An interesting perspective from XXXX... negating the fact that he hasn't played with these types of device, a good high level theoretical approach and some definitive weaknesses pointed out.
I guess what interests me and has done for sometime on large national and international networks, is that there is not very much contextualized information around what *is* normal and anomalous ( sometimes no idea at all! ). Also to be able to tie many streams of information together in real time such as netflow, signature based IDS, anomaly detection and CIDR awareness.... helps a great deal. The complexity of today's networks ( hosts/apps/user behaviour too!) is such that the same issues of tuning,false positives and meaningful data are tough, however depending upon the degree of network segmentation, homogeneous platforms.. and the type of business you are in, this can be greatly reduced and more effective. I recently spent some time with a friend from Cisco over a beer or two watching the 80mb DDOS flows to cisco.com and how their Peakflow reported upon it ... some quite interestingly defined thresholds for some other attacks also. They also have a 'clean-pipes' solution... anything to help you stay afloat when millions go through your website each day... admittedly you always need bigger pipes than an attacker but they don't always have to be yours. What really adds value though is in the core...
The PeakFlow SP solution is also interesting and can really help; more so to define traffic and billing ( peering/ratios etc ) and is somewhat BGP aware. It becomes very interesting then in actually knowing what is going on for Tier 1 and Tier 2 transit carriers that are trying to traffic engineer some very interesting issues and bill accordingly. PeakFlow allows for contextualised information and can see both the flows and certain defined BGP attributes, amongst other things and can help to address the issue of time and error in trace back to facilitate targeted sinkholes at the edge... understanding the data and control planes on networks is crucial.
One of the biggest problems we face right now on enterprise networks is the transparency, visibility and auditability challenge. Unfortunately the network *is* more aware and being expected to influence traffic in many new ways... not just to route packets... relating to QOS, triggered changes in routing, complex traffic engineering and more 'application' awareness such as Cisco's NBAR to influence flows etc....
Today, one has to be across every transiting technology and node, including the topology, security and criticality of each conceptual and physical business area. Tools to help alleviate this are good(tm)... and using extrusion detection and flow monitoring helps to identify infected hosts, worm sign, reconnaissance and probing ( internally ) and contributes to the quality and usefulness of empirical data when dealing with incidents. I am not negating inherent host and application issues, but at the end of the day both the hosts, applications and network all play a roll and impose themselves upon each other with different unique characteristics and behavioural signatures... perhaps some day IPv6 and IPSec will allow for close to 100% encryption, but right now we have limited edge use of IPSEC and payload encryption is not so much an issue... data has to be mobile to be useful or destructive, once it moves, it leaves traces... and hopefully one still owns the control channel of ones network. ( Hopefully! )

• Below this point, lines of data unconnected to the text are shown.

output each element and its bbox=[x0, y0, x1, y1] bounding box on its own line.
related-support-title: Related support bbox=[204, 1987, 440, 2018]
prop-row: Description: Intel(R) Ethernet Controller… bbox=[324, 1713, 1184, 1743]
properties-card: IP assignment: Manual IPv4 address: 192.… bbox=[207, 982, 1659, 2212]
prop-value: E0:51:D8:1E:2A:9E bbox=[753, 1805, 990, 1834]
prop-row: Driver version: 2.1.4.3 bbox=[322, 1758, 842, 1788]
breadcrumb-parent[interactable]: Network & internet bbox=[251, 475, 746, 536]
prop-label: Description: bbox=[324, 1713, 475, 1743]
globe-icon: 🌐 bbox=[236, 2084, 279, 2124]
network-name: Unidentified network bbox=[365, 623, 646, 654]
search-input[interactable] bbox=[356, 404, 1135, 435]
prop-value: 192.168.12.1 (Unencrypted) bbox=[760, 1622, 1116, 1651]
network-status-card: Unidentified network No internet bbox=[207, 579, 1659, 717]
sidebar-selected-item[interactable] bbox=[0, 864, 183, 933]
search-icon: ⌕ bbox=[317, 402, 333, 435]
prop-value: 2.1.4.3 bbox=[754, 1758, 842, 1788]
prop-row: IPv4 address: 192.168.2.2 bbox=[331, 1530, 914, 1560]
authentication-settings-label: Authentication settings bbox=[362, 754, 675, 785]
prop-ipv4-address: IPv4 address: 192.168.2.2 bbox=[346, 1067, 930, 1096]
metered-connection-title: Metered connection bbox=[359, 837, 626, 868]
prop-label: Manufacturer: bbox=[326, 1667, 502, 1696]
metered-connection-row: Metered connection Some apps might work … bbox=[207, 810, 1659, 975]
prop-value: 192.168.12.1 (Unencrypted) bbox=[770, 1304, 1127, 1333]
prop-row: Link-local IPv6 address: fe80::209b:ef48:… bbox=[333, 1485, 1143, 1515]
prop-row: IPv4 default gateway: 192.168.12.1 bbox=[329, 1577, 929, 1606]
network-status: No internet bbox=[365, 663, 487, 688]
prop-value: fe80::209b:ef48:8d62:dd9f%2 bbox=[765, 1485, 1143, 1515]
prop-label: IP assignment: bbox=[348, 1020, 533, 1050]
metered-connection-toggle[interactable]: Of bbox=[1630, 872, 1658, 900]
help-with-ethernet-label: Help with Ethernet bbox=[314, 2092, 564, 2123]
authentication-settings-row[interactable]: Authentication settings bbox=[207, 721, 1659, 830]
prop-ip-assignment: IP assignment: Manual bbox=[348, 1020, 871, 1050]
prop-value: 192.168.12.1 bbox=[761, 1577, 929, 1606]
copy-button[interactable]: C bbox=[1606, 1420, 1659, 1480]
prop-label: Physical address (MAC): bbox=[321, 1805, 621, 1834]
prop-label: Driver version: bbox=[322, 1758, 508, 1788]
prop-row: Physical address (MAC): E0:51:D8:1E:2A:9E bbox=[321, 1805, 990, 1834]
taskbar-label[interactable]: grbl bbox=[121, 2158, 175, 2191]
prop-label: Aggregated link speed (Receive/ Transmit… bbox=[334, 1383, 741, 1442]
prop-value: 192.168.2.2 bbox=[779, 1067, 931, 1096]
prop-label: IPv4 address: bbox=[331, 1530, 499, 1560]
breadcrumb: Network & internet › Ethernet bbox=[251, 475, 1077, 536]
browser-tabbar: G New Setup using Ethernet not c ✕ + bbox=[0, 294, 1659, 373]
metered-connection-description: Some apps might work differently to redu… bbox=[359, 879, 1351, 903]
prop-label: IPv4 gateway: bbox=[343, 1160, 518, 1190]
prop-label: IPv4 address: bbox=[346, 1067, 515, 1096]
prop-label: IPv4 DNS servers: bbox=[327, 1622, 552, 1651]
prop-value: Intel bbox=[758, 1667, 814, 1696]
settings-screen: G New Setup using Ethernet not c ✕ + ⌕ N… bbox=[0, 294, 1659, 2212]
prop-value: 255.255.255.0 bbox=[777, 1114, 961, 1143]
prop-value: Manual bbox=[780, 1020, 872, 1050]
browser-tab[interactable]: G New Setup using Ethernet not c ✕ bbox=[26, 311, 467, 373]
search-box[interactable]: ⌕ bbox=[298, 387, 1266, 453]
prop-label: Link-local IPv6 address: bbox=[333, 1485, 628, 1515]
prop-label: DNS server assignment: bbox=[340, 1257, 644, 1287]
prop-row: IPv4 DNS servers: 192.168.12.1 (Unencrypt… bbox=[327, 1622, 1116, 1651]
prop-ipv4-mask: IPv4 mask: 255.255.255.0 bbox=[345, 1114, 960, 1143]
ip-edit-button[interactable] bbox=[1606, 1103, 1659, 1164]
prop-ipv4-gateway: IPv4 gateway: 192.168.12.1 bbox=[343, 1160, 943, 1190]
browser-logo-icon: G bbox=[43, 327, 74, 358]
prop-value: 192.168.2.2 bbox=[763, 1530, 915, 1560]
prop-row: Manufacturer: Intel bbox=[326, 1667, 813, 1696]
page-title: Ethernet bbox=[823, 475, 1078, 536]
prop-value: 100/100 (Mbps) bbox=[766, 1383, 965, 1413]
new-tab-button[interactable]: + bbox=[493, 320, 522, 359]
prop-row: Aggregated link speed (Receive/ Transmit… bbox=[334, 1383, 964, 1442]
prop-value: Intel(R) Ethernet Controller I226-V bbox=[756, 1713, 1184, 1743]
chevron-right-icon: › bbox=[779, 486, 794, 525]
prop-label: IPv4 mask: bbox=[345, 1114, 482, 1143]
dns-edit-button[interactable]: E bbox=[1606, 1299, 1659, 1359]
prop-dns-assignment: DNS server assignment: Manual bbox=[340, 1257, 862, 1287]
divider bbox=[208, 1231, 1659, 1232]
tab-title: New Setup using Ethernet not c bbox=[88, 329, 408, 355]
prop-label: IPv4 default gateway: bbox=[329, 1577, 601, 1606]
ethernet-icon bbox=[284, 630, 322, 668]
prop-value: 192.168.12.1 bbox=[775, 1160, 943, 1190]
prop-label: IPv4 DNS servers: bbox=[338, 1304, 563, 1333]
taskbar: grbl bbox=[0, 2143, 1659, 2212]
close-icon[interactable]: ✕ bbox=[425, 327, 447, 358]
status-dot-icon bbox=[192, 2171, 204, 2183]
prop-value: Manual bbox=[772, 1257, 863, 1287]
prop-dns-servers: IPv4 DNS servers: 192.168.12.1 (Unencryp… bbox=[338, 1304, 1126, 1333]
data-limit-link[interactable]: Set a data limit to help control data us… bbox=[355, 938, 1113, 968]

Boxes that can do good Capacity Management, Flows, basic/light flow based NIDS and are somewhat 'network-aware' ( routing protocol attributes )... such that they can contextualise somewhat the data and control planes of a network... are in my opinion, still immature; but better than anything else out there right now!.... I am waiting to combine such a tool with an onboard routing daemon that can interrogate the enterprise address routing table ( negating certain sloppy summarisation! ) and see what address space is currently 'dark' within private ranges to provide an 'aware' darknet that ebbs and flows as address space usage does.
I guess my point is that the convergence of tools and methodologies to gain insight and awareness in to your network is better than not having such tools, or having them distributed amongst groups and unaware or unable to 'share' or contextualise data. In responding to some major worm outbreaks, un-intentional internal DOS, traffic engineering / billing issues etc etc on some pretty large networks, I would have given the left part of some of my anatomy for such tools / visibility.... there is no silver bullet I'll give you that, but in this arms race the 'Nuclear' Holocaust will do no one any favours -> only provides leverage.... which points back to more subtle cooperative, political and legal ways to address such global threats.... terrorism is alive and well and packets make good suicide bombers!